No resultó sencillo. Favorecer una panorámica óptima hubiera exigido que insertara mi cabeza entre sus rodillas, y yo era consciente de que mi poder de invisibilidad no incluía, como suplemento, poderes de intactibilidad. Así que bajo ninguna circunstancia podía rozar ni a mi mamá ni a la vecina, so pena de quedar al descubierto. Y la dificultad fue aumentando cada vez más, puesto que la vecina —debido a alguna razón que se me escapaba— comenzó a cerrar furiosamente las piernas, a taparse con una mano, a acomodarse en ángulos que dificultaban mis tentativas de contemplación. No obstante, persuadido con total certidumbre de mis recursos, y desechando por inconcebible y despreciable la opción de dar marcha atrás luego de llegar hasta donde había llegado, no cejé en mi empeño. Estiré el cuello, ladeé la cabeza, entorné los ojos, apelé lo mismo al recurso de las cuclillas que al del arrodillamiento, y en un momento dado llegué incluso a tenderme de espaldas en el suelo para atisbar el amplísimo y lechoso dorso de esos muslos aéreos. Todo observando el más estricto silencio, pues me sabía también desprotegido de los cobijos de la inaudibilidad. Hasta que, presurosa, incómoda y bastante atribulada, la vecina dijo que lo mejor era que se fuera, se puso de pie, se despidió de mi madre, y se marchó.

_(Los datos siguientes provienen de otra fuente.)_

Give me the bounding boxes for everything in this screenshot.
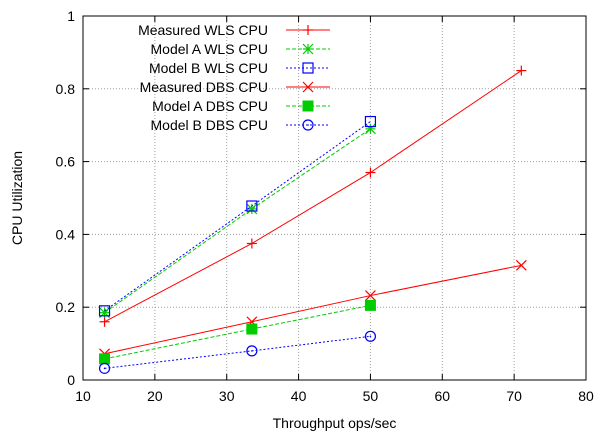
- series-model-b-wls-cpu: [98, 115, 377, 317]
- series-model-a-dbs-cpu: [99, 299, 376, 365]
- data-point: [246, 323, 258, 335]
- data-point: [516, 65, 527, 76]
- marker-shape: [302, 100, 314, 112]
- x-tick-label: 30: [219, 388, 235, 404]
- legend-marker: [302, 119, 314, 131]
- marker-shape: [98, 362, 111, 374]
- series-measured-dbs-cpu: [99, 259, 527, 360]
- marker-shape: [364, 115, 377, 128]
- series-line: [104, 304, 371, 360]
- y-tick-label: 0.2: [56, 299, 76, 315]
- data-point: [365, 290, 376, 301]
- data-point: [364, 299, 376, 311]
- marker-stroke: [246, 203, 258, 215]
- legend: Measured WLS CPU Model A WLS CPU Model B W…: [138, 22, 330, 133]
- marker-shape: [99, 353, 111, 365]
- x-axis-label: Throughput ops/sec: [273, 415, 397, 431]
- data-point: [98, 305, 111, 317]
- marker-dot: [251, 350, 253, 352]
- marker-dot: [307, 124, 309, 126]
- marker-stroke: [365, 123, 376, 135]
- legend-marker: [303, 25, 313, 35]
- series-model-b-dbs-cpu: [98, 330, 377, 374]
- marker-stroke: [365, 290, 376, 301]
- data-point: [365, 167, 376, 178]
- x-tick-label: 20: [147, 388, 163, 404]
- marker-stroke: [515, 259, 527, 271]
- marker-stroke: [302, 43, 314, 55]
- series-line: [104, 335, 371, 369]
- marker-shape: [246, 200, 258, 212]
- x-tick-label: 50: [363, 388, 379, 404]
- x-tick-label: 80: [578, 388, 594, 404]
- data-point: [515, 259, 527, 271]
- marker-shape: [364, 330, 377, 342]
- marker-shape: [302, 62, 314, 74]
- legend-label: Model B DBS CPU: [151, 117, 268, 133]
- data-point: [364, 115, 377, 128]
- series-layer: [98, 65, 527, 374]
- x-tick-label: 60: [434, 388, 450, 404]
- marker-shape: [246, 345, 258, 357]
- series-line: [104, 264, 522, 355]
- x-tick-label: 40: [291, 388, 307, 404]
- data-point: [364, 330, 377, 342]
- axis-ticks: 10 20 30 40 50 60 70 80 0 0.2 0.4 0.6 0.8 1: [56, 8, 594, 404]
- y-axis-label: CPU Utilization: [9, 151, 25, 245]
- y-tick-label: 0.8: [56, 81, 76, 97]
- legend-marker: [302, 62, 314, 74]
- legend-label: Model B WLS CPU: [149, 60, 268, 76]
- plot-frame: [82, 15, 587, 381]
- x-tick-label: 10: [75, 388, 91, 404]
- series-line: [104, 70, 522, 323]
- x-tick-label: 70: [506, 388, 522, 404]
- marker-shape: [364, 299, 376, 311]
- marker-shape: [98, 305, 111, 317]
- legend-label: Measured WLS CPU: [138, 22, 268, 38]
- marker-dot: [369, 335, 372, 338]
- legend-entry: Model A DBS CPU: [152, 98, 330, 114]
- marker-dot: [103, 367, 106, 370]
- data-point: [99, 353, 111, 365]
- data-point: [365, 123, 376, 135]
- data-point: [246, 345, 258, 357]
- plot-border: [82, 15, 587, 381]
- legend-label: Model A DBS CPU: [152, 98, 268, 114]
- y-tick-label: 0.4: [56, 226, 76, 242]
- legend-entry: Measured WLS CPU: [138, 22, 330, 38]
- data-point: [99, 316, 110, 327]
- legend-marker: [302, 43, 314, 55]
- series-line: [104, 128, 371, 314]
- legend-marker: [302, 100, 314, 112]
- legend-entry: Measured DBS CPU: [140, 79, 330, 95]
- legend-label: Measured DBS CPU: [140, 79, 268, 95]
- marker-stroke: [302, 81, 314, 93]
- data-point: [98, 362, 111, 374]
- y-tick-label: 0: [67, 372, 75, 388]
- data-point: [246, 238, 257, 249]
- marker-shape: [246, 323, 258, 335]
- legend-label: Model A WLS CPU: [151, 41, 269, 57]
- legend-entry: Model B WLS CPU: [149, 60, 330, 76]
- legend-marker: [302, 81, 314, 93]
- y-tick-label: 0.6: [56, 154, 76, 170]
- series-model-a-wls-cpu: [99, 123, 376, 319]
- marker-shape: [302, 119, 314, 131]
- legend-entry: Model B DBS CPU: [151, 117, 330, 133]
- data-point: [246, 200, 258, 212]
- y-tick-label: 1: [67, 8, 75, 24]
- series-line: [104, 121, 371, 312]
- legend-entry: Model A WLS CPU: [151, 41, 330, 57]
- series-measured-wls-cpu: [99, 65, 527, 327]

¿Qué puede buscar a los seis o siete años, entre las piernas de una mujer, un niño todavía capaz de creer a pie juntillas que puede volverse invisible por el solo hecho de desearlo? No lo sé. Supongo que más o menos lo mismo que puede buscar cuarenta años después, al escribirlo, el hombre en que acabó por convertirse. Y a mi cabeza acuden, con cierto retintín burlón por las sin duda excesivas referencias, y en todo caso sin capacidad para explicar nada a partir suyo, aquella breve pero inolvidable secuencia-collage del Casanova de Fellini, donde aparecen varios perturbadores grabados consagrados a la entrepierna femenina; aquel pasaje central de Tópico de cáncer, donde Henry Miller se extravía y nos extravía durante párrafos de luminoso fuego entre los pliegues entreabiertos del sexo de una prostituta. El liguero de la institutriz asesinada, hacia el inicio de Ensayo de un crimen de Buñuel. Altazor y su caída inexorable: “Podéis creerlo, la tumba tiene más poder que los ojos de la amada. La tumba abierta con todos sus imanes. Y esto te lo digo a ti, a ti que cuando sonríes haces pensar en el comienzo del mundo”.
Llegado el instante en que, todavía de hinojos sobre el piso, escuché a la voz de mi madre preguntar: “¿qué le estabas buscando a la vecina entre las piernas?", recién empecé a comprender, confirmar, reconocer, que jamás había llegado a volverme invisible. Y quizá fue precisamente entonces cuando en verdad deseé —con todas las ocultas fibras del alma, con todos los abiertos poros del cuerpo, como nunca antes lo había deseado  y nunca después lo desearía— alcanzar el prodigio. En verdad consumar el devorador y artero imperativo de lo invisible.